Долго он присматривался к калязинцам, и, наконец, выбор его пал на двух достойных людей. Главным новым знакомым сделался протопоп Григорий Первухин — дородный и важный. Витю и Пашу он учил в школе закону божьему, правил службу в ближайшей церкви. И когда приметил ревнивого к вере нового прихожанина, стал оказывать ему знаки внимания: заходил иногда вечерком посидеть у самовара. И затевали они с Павлом Васильевичем нравственные беседы или толковали что-то из священного писания. Варвара Ивановна и Паша слушали Протопоповы речи с большим интересом. А Витя скучал. Он старался улизнуть на кухню, где читал книжки про моря и океаны, про северное сияние, про путешествия в Африку, про Суворова.

Другим знакомым Павла Васильевича стал местный телеграфист Шуклин: человек молодой, тщедушный, словно совсем не приспособленный к жизни, весь в мечтах о каком-то новом деле, которое должно принести ему радость.

Протопоп будто делал одолжение Павлу Васильевичу, что пил у него китайский чай с вишневым вареньем. А Шуклин искал в семье Ногиных сердечного тепла, внимания, ласки. Приходил он, и никто не думал о чопорном чаепитии и длинных нравственных беседах. Витя бросался ему навстречу и иногда получал новую книжку. Варвара Ивановна подавала молоко, жареную картошку. Паша читал вслух газету: ее всегда приносил с собою телеграфист. Павел Васильевич стряхивал мещанскую условность и оживленно рассказывал о Москве, о династии фабрикантов Морозовых.

Перед глазами Вити проходила живая история морозовских миллионов, которые были нажиты с натугой, окроплены потом и кровью русских мужиков, по чьей-то воле превратившихся из крестьян в ткачей.

Всему делу головой был Савва Васильевич Морозов— крепостной помещика Рюмина из села Зуево Богородского уезда. Еще во времена. Екатерины Второй рыбачил он с отцом на Клязьме, а потом определился ткачом на шелковую фабрику Кононова за пять рублей в год при хозяйских харчах. А при Павле Первом начал дело при своем капитале в пятьдесят рублей и с небольшим приданым за женой. Был Савва Васильевич превеликий мастер по ажурным тканям. Почти за сто верст он носил их пешком в Москву и продавал в домах именитых господ. Приглянулся он какой-то барыне: то ли был он в особой чести у нее за эти ажуры, то ли в полюбовниках состоял, только нашел он дорогу к барским деньгам и через то откупился от Рюмина за семнадцать тысяч рублей. С этого и пошло: расселись пять сыновей вокруг папеньки Саввы по московским и тверским землям.

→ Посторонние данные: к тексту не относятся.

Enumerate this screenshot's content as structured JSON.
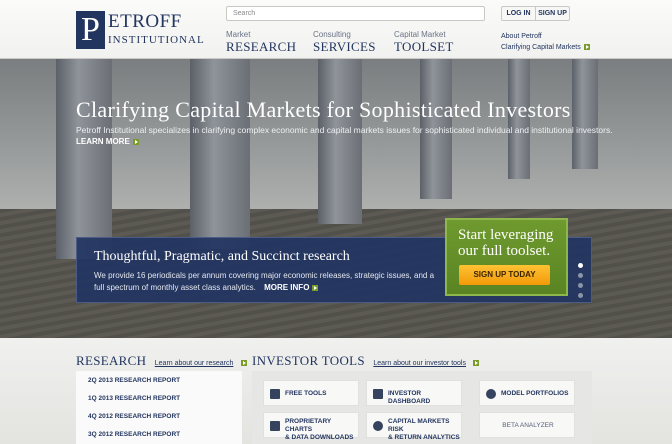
{
  "header": {
    "logo_letter": "P",
    "logo_line1": "ETROFF",
    "logo_line2": "INSTITUTIONAL",
    "search_placeholder": "Search",
    "login_label": "LOG IN",
    "signup_label": "SIGN UP",
    "nav": [
      {
        "small": "Market",
        "big": "RESEARCH"
      },
      {
        "small": "Consulting",
        "big": "SERVICES"
      },
      {
        "small": "Capital Market",
        "big": "TOOLSET"
      }
    ],
    "side_links": [
      "About Petroff",
      "Clarifying Capital Markets"
    ]
  },
  "hero": {
    "title": "Clarifying Capital Markets for Sophisticated Investors",
    "subtitle": "Petroff Institutional specializes in clarifying complex economic and capital markets issues for sophisticated individual and institutional investors.",
    "learn_more": "LEARN MORE",
    "panel_title": "Thoughtful, Pragmatic, and Succinct research",
    "panel_text": "We provide 16 periodicals per annum covering major economic releases, strategic issues, and a full spectrum of monthly asset class analytics.",
    "panel_more": "MORE INFO",
    "cta_title_line1": "Start leveraging",
    "cta_title_line2": "our full toolset.",
    "cta_button": "SIGN UP TODAY",
    "slide_count": 4,
    "active_slide": 1
  },
  "research": {
    "heading": "RESEARCH",
    "link": "Learn about our research",
    "items": [
      "2Q 2013 RESEARCH REPORT",
      "1Q 2013 RESEARCH REPORT",
      "4Q 2012 RESEARCH REPORT",
      "3Q 2012 RESEARCH REPORT"
    ]
  },
  "investor_tools": {
    "heading": "INVESTOR TOOLS",
    "link": "Learn about our investor tools",
    "tools": [
      {
        "line1": "FREE TOOLS",
        "line2": "",
        "icon": "tools-icon"
      },
      {
        "line1": "INVESTOR DASHBOARD",
        "line2": "",
        "icon": "dashboard-icon"
      },
      {
        "line1": "MODEL PORTFOLIOS",
        "line2": "",
        "icon": "database-icon"
      },
      {
        "line1": "PROPRIETARY CHARTS",
        "line2": "& DATA DOWNLOADS",
        "icon": "chart-icon"
      },
      {
        "line1": "CAPITAL MARKETS RISK",
        "line2": "& RETURN ANALYTICS",
        "icon": "pie-chart-icon"
      },
      {
        "line1": "BETA ANALYZER",
        "line2": "",
        "icon": ""
      }
    ]
  },
  "colors": {
    "brand_navy": "#22355f",
    "accent_green": "#7a9a2a",
    "cta_orange": "#f6a818"
  }
}
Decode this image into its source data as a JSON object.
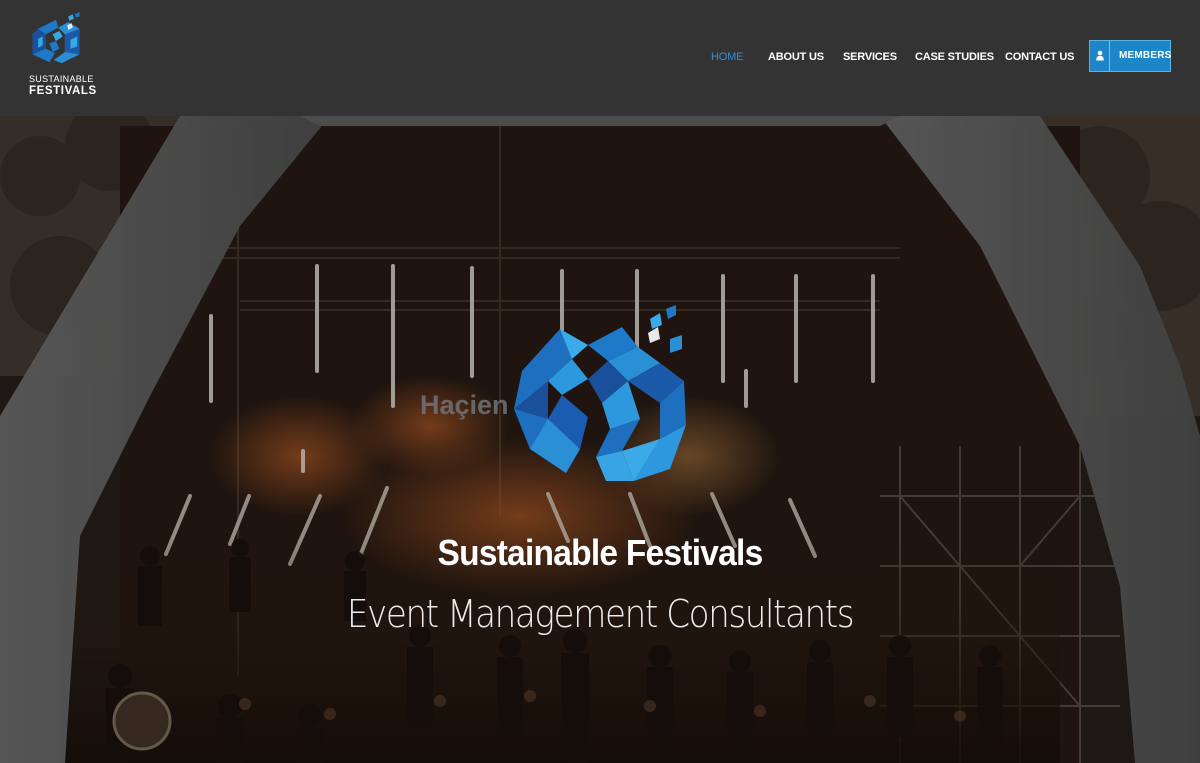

— От Елисея пошел Викул, — пересчитывал Павел Васильевич по пальцам. — У него своя мануфактура в Никольском и в Савине. От Захара — Иван и Арсений. Эти сидят в Глухове, под Богородском. От Абрама — еще один Абрам да от Ивана — Сергей. Эти сообща ведут мануфактуру в Твери. От Тимофея — Савва. У этих куда справное дело в Никольской мануфактуре, в Орехово-Зуеве — пятнадцать миллионов с гаком. Богатеи первой статьи, к царю на поклон ездят. И он им за милого дружка. Случилась у них намедни ужасная заваруха: работу кинули восемь тысяч ткачей, потребовали прибавки. Так царь-то, батюшка, войско им выслал. Стреляли солдаты, и людей похватали — сот шесть. Судили многих и, говорят, с тысячу разослали домой, по деревням, под полицейский надзор. Этакая, брат, силища у Морозовых!

Часто рассказывал и Шуклин. Он мечтал стать народным учителем, светочем знаний в мужицкой среде.

— Стыдно им жить, Пал Василич, в такой стране, где девять мужиков из десяти не знают ни одной буквы! И живут хуже церковной крысы. Эх, аттестат бы зрелости мне, развернулся бы я во всю силенку!

Говорил телеграфист складно, и Павел Васильевич шутил, что он заменяет ему газету, еще не выписанную по соображениям бережливости. Правда, Шуклин долго не открывал душу, все приглядывался к новым знакомым и сообщал разные пустяки: светская хроника, визиты коронованных особ, некрологи по усопшим князьям, генералам, архиереям, профессорам, купцам первой гильдии, столичные сплетни. Потом стал рассказывать, чем живут калязинцы и какие телеграммы получают здешние купцы и предводитель дворянства. И о делах за пределами государства российского.

Но самые интересные разговоры начинались ближе к ночи, когда детей укладывали спать. Витя боролся со сном, хоть это не всегда удавалось, и память запечатлела лишь обрывки страшных шуклинских слов. Миротворец Александр Третий зажал Россию в кулак. Воевала против него «Народная воля», он отвечал казнями: так погиб на эшафоте студент Александр Ульянов с товарищами. В сибирской каторге потерял силы «секретный преступник № 5» Николай Чернышевский и закончил свои дни в Саратове. Замелькали в газетной хронике фамилии студентов-самоубийц, которые разуверились в жизни; помутился разумом Глеб Успенский — человек чистой совести и больших душевных страданий; бросился в пролет лестницы Всеволод Гаршин и умер на пятый день в страшных муках. «Ужасом без конца» сделалась жизнь России, но ни на один миг не угасали ее призывные маяки. Михаил Салтыков-Щедрин клеймил крепостников и их сынков в хронике «Пошехонская старина». Тяжкий духовный кризис пережил граф Лев Толстой. Илья Репин всколыхнул просвещенное русское общество новыми полотнами: «Отказ от исповеди» и «Не ждали».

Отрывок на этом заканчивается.